Eating In

A real taste of the sea

Forget hoary folk tales and savour plump herring at its best, says Felipe Fernández-Armesto

This article is taken from the May 2021 issue of The Critic. To get the full magazine why not subscribe? Right now we’re offering five issue for just £10.


‘‘With bleeding hands and broken fingernails,” Alexander von Humboldt failed to complete the ascent of Chimborazo in 1802. Simon Bolívar heard God’s voice on another attempted climb in 1823. The following year, when Heinrich Heine was in the Harzberg, “a pile of braised veal, which resembled Chimborazo in miniature” sated him physically, without satisfying the romantic yearning the mountain had come to symbolise.

The völkisch dinner included green parsley soup and livid, violet cabbage. Heine liked the savoury course best: “a sort of smoked herring, called Bücking, from the inventor, Wilhelm Bücking,” whom Charles V honoured on a pilgrimage to his grave. “How exquisitely such dishes taste,” the poet added, “when we know their historical associations!”

Many supposed historical associations are spurious or dodgy. Hamburgers owe nothing to Hamburg

Some people like eating so little for its own sake that they must enhance the experience with ancillary frippery, such as musical accompaniments, rites and codes of etiquette, or elaborate table-settings. Even I, who worship food, can’t eat in peace except off damask, precisely set with heavy silver cutlery, like thick braid on soldiers’ shoulders. For the sake of my food history book royalties, I hope Heine’s source of extra delight is widely shared, and that erudition equips palates for pleasure.
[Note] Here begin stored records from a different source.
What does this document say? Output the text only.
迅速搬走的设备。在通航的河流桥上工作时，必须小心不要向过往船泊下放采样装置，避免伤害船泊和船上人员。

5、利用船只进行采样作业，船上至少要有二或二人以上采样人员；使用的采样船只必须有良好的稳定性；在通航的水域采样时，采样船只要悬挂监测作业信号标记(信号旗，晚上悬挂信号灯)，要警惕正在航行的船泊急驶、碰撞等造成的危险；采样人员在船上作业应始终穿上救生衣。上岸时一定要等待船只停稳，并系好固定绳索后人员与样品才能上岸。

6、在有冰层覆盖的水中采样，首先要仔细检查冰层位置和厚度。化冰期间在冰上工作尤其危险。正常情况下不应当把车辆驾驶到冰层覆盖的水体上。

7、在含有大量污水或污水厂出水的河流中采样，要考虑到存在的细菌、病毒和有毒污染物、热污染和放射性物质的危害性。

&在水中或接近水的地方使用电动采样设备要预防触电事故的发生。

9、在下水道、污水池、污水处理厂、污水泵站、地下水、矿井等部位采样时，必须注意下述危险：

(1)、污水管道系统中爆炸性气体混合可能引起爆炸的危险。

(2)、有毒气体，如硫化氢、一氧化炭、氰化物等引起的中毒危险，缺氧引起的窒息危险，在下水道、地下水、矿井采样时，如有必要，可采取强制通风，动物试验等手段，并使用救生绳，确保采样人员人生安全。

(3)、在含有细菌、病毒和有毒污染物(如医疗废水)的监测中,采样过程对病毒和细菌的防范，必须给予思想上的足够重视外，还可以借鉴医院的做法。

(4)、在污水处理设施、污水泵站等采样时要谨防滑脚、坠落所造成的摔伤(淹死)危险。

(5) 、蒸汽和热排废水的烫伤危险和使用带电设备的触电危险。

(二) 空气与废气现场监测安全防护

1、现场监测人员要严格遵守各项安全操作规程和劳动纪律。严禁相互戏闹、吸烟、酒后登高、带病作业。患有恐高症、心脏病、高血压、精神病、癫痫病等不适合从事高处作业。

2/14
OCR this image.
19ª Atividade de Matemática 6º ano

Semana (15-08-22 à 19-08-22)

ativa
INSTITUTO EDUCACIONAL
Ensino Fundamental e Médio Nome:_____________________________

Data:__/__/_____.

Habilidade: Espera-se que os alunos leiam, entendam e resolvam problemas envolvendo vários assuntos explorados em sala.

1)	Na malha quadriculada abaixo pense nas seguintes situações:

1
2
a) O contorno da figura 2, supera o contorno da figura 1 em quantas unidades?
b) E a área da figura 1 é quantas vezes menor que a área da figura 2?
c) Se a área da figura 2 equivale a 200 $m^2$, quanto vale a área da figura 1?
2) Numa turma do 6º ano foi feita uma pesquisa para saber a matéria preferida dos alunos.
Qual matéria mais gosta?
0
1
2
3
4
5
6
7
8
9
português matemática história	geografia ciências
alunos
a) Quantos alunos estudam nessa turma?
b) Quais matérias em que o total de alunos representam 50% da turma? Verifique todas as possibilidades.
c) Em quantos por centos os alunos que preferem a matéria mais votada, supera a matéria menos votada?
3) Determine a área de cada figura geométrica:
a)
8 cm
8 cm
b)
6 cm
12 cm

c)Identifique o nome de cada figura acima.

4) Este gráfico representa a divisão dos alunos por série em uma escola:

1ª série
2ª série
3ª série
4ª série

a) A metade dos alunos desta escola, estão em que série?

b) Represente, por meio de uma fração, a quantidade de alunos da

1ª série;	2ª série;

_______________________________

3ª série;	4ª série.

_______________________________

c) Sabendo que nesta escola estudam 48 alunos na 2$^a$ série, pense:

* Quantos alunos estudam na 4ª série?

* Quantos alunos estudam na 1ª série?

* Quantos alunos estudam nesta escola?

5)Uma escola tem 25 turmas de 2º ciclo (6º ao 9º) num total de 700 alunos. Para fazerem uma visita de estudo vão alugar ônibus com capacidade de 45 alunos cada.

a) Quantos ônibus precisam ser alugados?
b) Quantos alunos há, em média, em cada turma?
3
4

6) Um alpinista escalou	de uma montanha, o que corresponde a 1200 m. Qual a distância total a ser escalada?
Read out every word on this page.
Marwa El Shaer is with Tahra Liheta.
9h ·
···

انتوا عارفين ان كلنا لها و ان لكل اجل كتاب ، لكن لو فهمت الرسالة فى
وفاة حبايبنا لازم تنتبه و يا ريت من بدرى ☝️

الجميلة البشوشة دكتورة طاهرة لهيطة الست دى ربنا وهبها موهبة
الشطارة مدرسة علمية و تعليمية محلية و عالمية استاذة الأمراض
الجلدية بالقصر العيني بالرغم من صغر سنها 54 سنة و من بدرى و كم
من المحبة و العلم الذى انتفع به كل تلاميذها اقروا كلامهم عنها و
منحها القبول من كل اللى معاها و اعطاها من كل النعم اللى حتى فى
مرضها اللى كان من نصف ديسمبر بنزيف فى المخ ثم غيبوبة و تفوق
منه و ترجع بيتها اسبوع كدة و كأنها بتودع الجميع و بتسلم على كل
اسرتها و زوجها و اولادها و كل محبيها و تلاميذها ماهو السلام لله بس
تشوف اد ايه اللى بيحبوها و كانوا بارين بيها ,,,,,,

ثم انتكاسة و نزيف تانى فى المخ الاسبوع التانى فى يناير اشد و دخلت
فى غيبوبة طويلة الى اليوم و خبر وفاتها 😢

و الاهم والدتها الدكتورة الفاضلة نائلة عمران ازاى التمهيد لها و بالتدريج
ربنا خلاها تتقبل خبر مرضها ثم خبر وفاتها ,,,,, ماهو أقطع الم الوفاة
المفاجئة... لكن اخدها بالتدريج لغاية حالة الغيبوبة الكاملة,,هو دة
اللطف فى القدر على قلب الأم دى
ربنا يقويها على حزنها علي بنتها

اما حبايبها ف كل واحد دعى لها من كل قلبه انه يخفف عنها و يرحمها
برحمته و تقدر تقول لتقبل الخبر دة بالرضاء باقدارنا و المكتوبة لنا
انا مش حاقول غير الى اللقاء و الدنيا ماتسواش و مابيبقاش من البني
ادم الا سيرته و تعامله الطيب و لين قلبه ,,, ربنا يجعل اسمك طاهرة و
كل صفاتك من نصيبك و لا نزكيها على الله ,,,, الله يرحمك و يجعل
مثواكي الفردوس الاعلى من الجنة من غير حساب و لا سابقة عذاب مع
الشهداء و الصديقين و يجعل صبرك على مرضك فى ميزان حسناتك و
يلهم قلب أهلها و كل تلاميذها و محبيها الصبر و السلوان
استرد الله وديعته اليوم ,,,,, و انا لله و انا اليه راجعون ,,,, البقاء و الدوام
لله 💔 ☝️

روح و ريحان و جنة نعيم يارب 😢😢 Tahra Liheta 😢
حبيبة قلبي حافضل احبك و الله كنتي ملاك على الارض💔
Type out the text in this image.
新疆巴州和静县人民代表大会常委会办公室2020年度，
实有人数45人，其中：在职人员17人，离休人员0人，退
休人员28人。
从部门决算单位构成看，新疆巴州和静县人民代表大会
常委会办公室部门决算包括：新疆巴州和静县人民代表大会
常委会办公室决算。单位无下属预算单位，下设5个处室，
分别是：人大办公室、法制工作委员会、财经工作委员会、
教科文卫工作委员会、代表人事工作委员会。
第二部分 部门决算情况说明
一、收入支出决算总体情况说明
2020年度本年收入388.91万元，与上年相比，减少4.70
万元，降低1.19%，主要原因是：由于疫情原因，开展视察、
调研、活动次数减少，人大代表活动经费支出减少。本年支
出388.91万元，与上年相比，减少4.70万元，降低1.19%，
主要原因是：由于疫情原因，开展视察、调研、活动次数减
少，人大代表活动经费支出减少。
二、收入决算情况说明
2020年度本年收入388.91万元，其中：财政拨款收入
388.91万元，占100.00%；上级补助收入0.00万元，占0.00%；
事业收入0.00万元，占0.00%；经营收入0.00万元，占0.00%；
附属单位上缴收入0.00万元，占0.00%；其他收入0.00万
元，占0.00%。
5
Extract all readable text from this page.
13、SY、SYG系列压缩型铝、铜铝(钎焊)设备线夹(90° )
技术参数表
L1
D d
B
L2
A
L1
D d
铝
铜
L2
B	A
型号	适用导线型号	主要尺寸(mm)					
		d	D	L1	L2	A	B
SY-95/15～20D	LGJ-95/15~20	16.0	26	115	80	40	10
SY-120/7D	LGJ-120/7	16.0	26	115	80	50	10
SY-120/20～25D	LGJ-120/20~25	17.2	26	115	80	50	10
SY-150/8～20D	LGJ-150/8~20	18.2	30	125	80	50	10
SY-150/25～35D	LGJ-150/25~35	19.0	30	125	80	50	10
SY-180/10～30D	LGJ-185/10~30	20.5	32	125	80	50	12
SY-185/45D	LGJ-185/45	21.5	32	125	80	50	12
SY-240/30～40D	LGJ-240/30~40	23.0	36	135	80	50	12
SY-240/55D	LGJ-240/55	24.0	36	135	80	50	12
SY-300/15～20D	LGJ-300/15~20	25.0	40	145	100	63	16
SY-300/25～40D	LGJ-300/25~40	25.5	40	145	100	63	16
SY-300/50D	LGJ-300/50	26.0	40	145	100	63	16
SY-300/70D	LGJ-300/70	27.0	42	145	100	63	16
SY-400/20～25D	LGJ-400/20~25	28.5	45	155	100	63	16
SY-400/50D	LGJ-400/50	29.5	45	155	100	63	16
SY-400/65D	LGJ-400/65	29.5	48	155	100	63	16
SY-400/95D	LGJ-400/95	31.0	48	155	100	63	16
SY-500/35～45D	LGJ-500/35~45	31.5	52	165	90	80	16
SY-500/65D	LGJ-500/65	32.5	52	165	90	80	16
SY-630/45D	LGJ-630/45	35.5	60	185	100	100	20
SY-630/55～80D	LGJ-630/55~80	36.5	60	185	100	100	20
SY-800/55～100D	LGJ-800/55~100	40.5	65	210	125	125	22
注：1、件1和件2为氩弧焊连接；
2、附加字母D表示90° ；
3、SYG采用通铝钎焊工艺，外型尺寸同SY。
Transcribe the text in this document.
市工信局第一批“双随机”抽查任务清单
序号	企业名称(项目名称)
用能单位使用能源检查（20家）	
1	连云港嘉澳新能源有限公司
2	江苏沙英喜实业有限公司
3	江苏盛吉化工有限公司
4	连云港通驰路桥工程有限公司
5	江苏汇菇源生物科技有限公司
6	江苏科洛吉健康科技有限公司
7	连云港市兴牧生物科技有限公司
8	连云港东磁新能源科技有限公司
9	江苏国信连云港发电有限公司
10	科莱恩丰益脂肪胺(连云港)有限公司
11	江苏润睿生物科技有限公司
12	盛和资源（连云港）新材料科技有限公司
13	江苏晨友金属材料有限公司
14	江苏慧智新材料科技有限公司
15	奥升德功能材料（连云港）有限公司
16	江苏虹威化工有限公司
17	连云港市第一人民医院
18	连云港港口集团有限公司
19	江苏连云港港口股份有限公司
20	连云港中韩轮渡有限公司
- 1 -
But I wonder. Many supposed historical associations are spurious or dodgy. Hamburgers owe nothing to Hamburg. Caesar Salad may be named after César Ritz or Cesare Cardini, who had a prohibition-busting restaurant in Tijuana in the Twenties, or neither. Will you get less enjoyment from chicken Marengo if you think it is named after the homonymous city in Iowa, rather than Napoleon’s horse? Both attributions are false.

On the other hand, you may like mayonnaise more if you know about the siege of Mahón. Might aleatory knowledge improve your sandwich? Or could breakfast benefit from acquaintance with Lemuel Benedict, who combined poached eggs and vinegar in a hangover-remedy at the Waldorf in 1894?

Is Peach Melba mellifluous because it evokes a diva? Does oil history lubricate your Oysters Rockefeller or Waterloo make your Wellington taste less like a boot?

I’m disinclined to eat Hershey Bars or margarine, but their links with American wars and French imperialism might titillate some palates: Hershey perfected the cloying consistency to make his chocolate melt-proof in tropical ration-kits; margarine appeared in response to Napoleon III’s competition for a cheap fat-product for his navy during the great global lipids-shortage of the mid-nineteenth century.

Heine’s first English translator, Francis Storr (who was better at classical Greek than German) doubted the accuracy of the poet’s information about his herring, suggesting that it got its name from a corruption of Bock — German for a comparably stinking billy-goat. The amateur etymologists were wrong.

Heine’s Bücking, like “buckling” in English, was named for the probably legendary Willem Beuckel, whom Dutch lore credited with the smoking and salting process that was the foundation of Zeeland’s first great international commerce in the late middle ages. Past generations knew the difference between a buckling and a bloater (herrings, respectively, smoked whole and gutted first). Arthur Askey favoured the latter:

I love a bloater for my tea,

And if no bloater do I see —

Ah! That is such a blow t’me.

Both kinds, like kippers, make good pâté, and grill well.

In some ways Beuckel’s was a deplorable invention because — after half a millennium of consequences — pickling, salting, kippering, canning and bottling have almost driven fresh herrings out of the market.

In May, I depart from my usual Spanish repertoire to cook them Scottish-fashion, in oatmeal

In May, however, the North Sea variety grows plump and succulent. If I can get them “caller, bonnie and halesome”, I depart from my usual Spanish repertoire to cook them Scottish-fashion, in oatmeal, for northerners know herring best: buckling, bloater, or Bismarck, the grandest herrings are boreal.

Officious recipe-writers may urge marinading fresh fillets in fussy tinctures, or coating them in milk; but a mix of coarsely and finely ground oatmeal should stick to the fish unaided, with a bit of pressure from strong fingers, before frying gently in a little butter. The oats add crunch and absorb fat.

“Caller herrin’s no got lightlie,” as Carolina Oliphant, Heine’s contemporary, sang, but is worth fishers’ and shoppers’ efforts. Pleasure in the dish may grow if you associate it with Oliphant’s role in perpetuating romantic Jacobitism in nineteenth- century Britain, or with elite poetesses’ passion for aping popular song.

Or, in search of remoter connotations, you could dream back to Beuckel and the origins of the Dutch Golden Age, or even to the role of the herring in guiding medieval Norse migrations and viking raids. And, unlike Heine, you would probably be right.